In this chapter we will how to rotate a point by 270 degrees clockwise direction about the origin.
We will also look at the solved problems for better conceptual understanding.
Clockwise 270 degree rotation of point
We will understand the concept with the help of an example.
Consider the point A with coordinate (-2, 3) in the below image.
We will rotate the point clockwise by 270 degree around the origin.
Let us find the angle made by point A with respect to horizontal axis.
Hence, the point make angle 123 degree around the origin.
i.e. ∠AOX = 123 degree.
To make 270 degree rotation, we have to extend the existing angle by 147 degree.
i.e. 270 – 123 = 147 degree.
If we add up the above two angles we will get 270 degree angle.
Here, ∠YOA = 270 degree.
Now take a divider and set its length equal to OA.
Place one leg of divider on point O and cut an arc on line y.
The point marked on line y is the rotated point A by 270 degree.
I hope you understood the above process.
Let us now look at the shortcut method to find the coordinates of point rotated by 270 degree clockwise.
Shortcut for 270 degree clockwise rotation
If a point is rotated by 270 degree around the origin in clockwise direction, the coordinates of final point is given by following method.

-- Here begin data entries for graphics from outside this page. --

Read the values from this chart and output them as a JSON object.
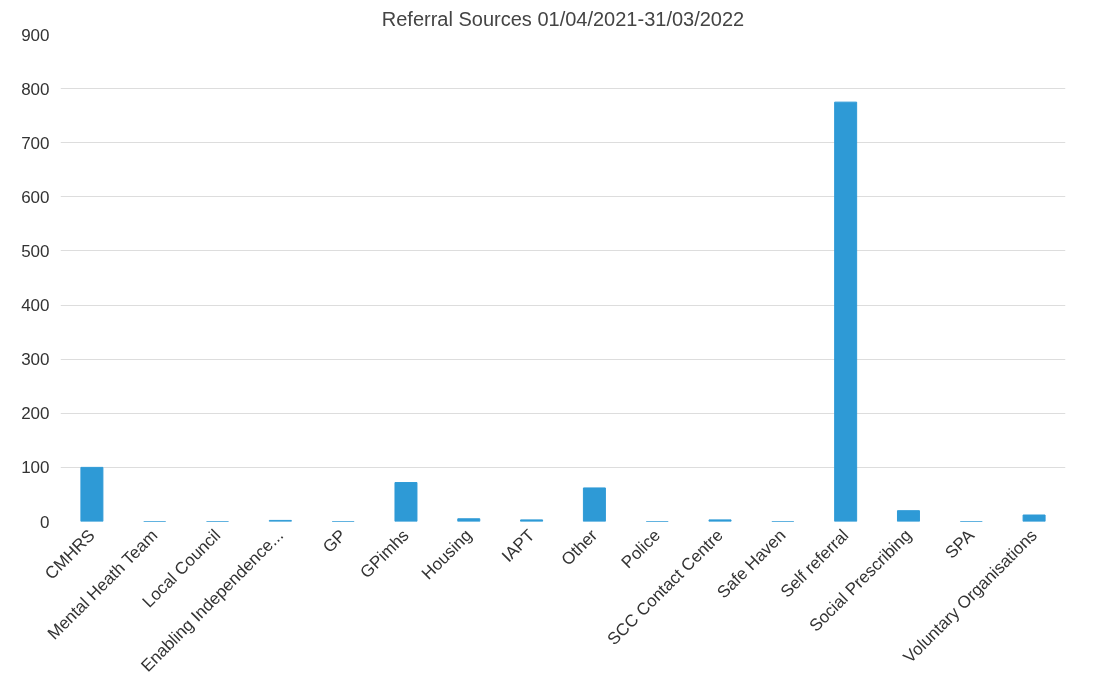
{
  "chart_data": {
    "type": "bar",
    "title": "Referral Sources 01/04/2021-31/03/2022",
    "categories": [
      "CMHRS",
      "Mental Heath Team",
      "Local Council",
      "Enabling Independence...",
      "GP",
      "GPimhs",
      "Housing",
      "IAPT",
      "Other",
      "Police",
      "SCC Contact Centre",
      "Safe Haven",
      "Self referral",
      "Social Prescribing",
      "SPA",
      "Voluntary Organisations"
    ],
    "values": [
      100,
      0,
      0,
      2,
      0,
      72,
      5,
      3,
      62,
      0,
      3,
      0,
      775,
      20,
      0,
      12
    ],
    "color": "#2e9ad6",
    "ylim": [
      0,
      900
    ],
    "yticks": [
      0,
      100,
      200,
      300,
      400,
      500,
      600,
      700,
      800,
      900
    ],
    "grid": "y"
  }
}
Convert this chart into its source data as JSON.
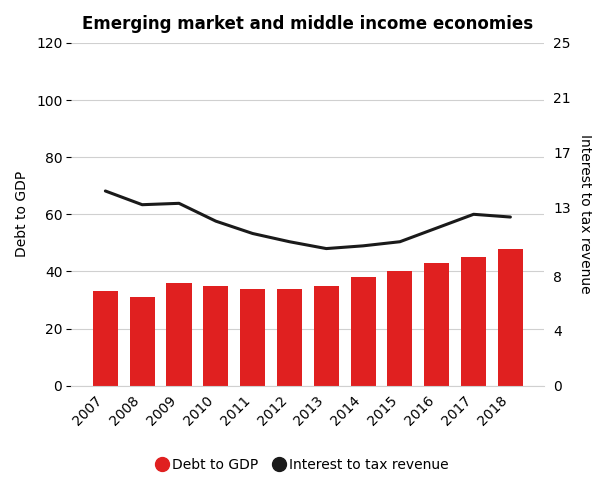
{
  "title": "Emerging market and middle income economies",
  "years": [
    2007,
    2008,
    2009,
    2010,
    2011,
    2012,
    2013,
    2014,
    2015,
    2016,
    2017,
    2018
  ],
  "debt_to_gdp": [
    33,
    31,
    36,
    35,
    34,
    34,
    35,
    38,
    40,
    43,
    45,
    48
  ],
  "interest_to_tax": [
    14.2,
    13.2,
    13.3,
    12.0,
    11.1,
    10.5,
    10.0,
    10.2,
    10.5,
    11.5,
    12.5,
    12.3
  ],
  "bar_color": "#e02020",
  "line_color": "#1a1a1a",
  "left_ylim": [
    0,
    120
  ],
  "left_yticks": [
    0,
    20,
    40,
    60,
    80,
    100,
    120
  ],
  "right_ylim": [
    0,
    25
  ],
  "right_yticks": [
    0,
    4,
    8,
    13,
    17,
    21,
    25
  ],
  "left_ylabel": "Debt to GDP",
  "right_ylabel": "Interest to tax revenue",
  "legend_label_bar": "Debt to GDP",
  "legend_label_line": "Interest to tax revenue",
  "background_color": "#ffffff",
  "grid_color": "#d0d0d0",
  "title_fontsize": 12,
  "axis_label_fontsize": 10,
  "tick_fontsize": 10
}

If (h, k) is the initial point, then after 270 degree clockwise rotation, the location of final point is (-k, h)
Hence,
Original Point ⟹ (h, k)
270 degree rotated point ⟹ (-k, h)
Note;
The formula is similar to 90 degree anticlockwise rotation.
Since, 270 degree clockwise rotation = 90 degree counterclockwise rotation, both the movements will result in same final coordinate.
Let us look at solved examples for better understanding of the concept.
Example 01
The point (3, 1) is rotated by 270 degrees in clockwise direction. Find the location of rotated point.
Solution
Initial Point ⟹ (3, 1)
Final rotated point ⟹(-1, 3)
Plotting the rotation in graphical image.
Example 02
The point (2, -4) is rotated 270 degree in clockwise direction. Find the coordinates of final point.
Solution
Initial Point ⟹ (2, -4)
Final rotated point ⟹(4, 2)
Showing the rotation in graphical image.
Example 03
The point (-2, -2) is rotated 170 degree in clockwise direction. Find the location of rotated point.
Solution
Initial Point ⟹ (-2, -2)
Final rotated point ⟹(2, -2)
Showing the rotation in graphical image.
How to rotate the object by 270 degree clockwise direction ?
You can easily rotate simple geometrically objects by following the below steps;
(a) Locate the vertex of given figure
(b) Now rotate each vertex individually
(c) Find the location of rotated vertex and join all the points
Let us understand the steps with the help of below example.
Example 01
Rotate the below triangle by 270 degree in clockwise direction around the origin.
Solution
Finding the location of all rotated vertex using the above mentioned shortcut method.
(3, -1) rotated point is (1, 3)
(2, -3) rotated point is (3, 2)
(1, -2) rotated point is (2, 1)
Plotting all the rotated points and joining them to get the rotated figure.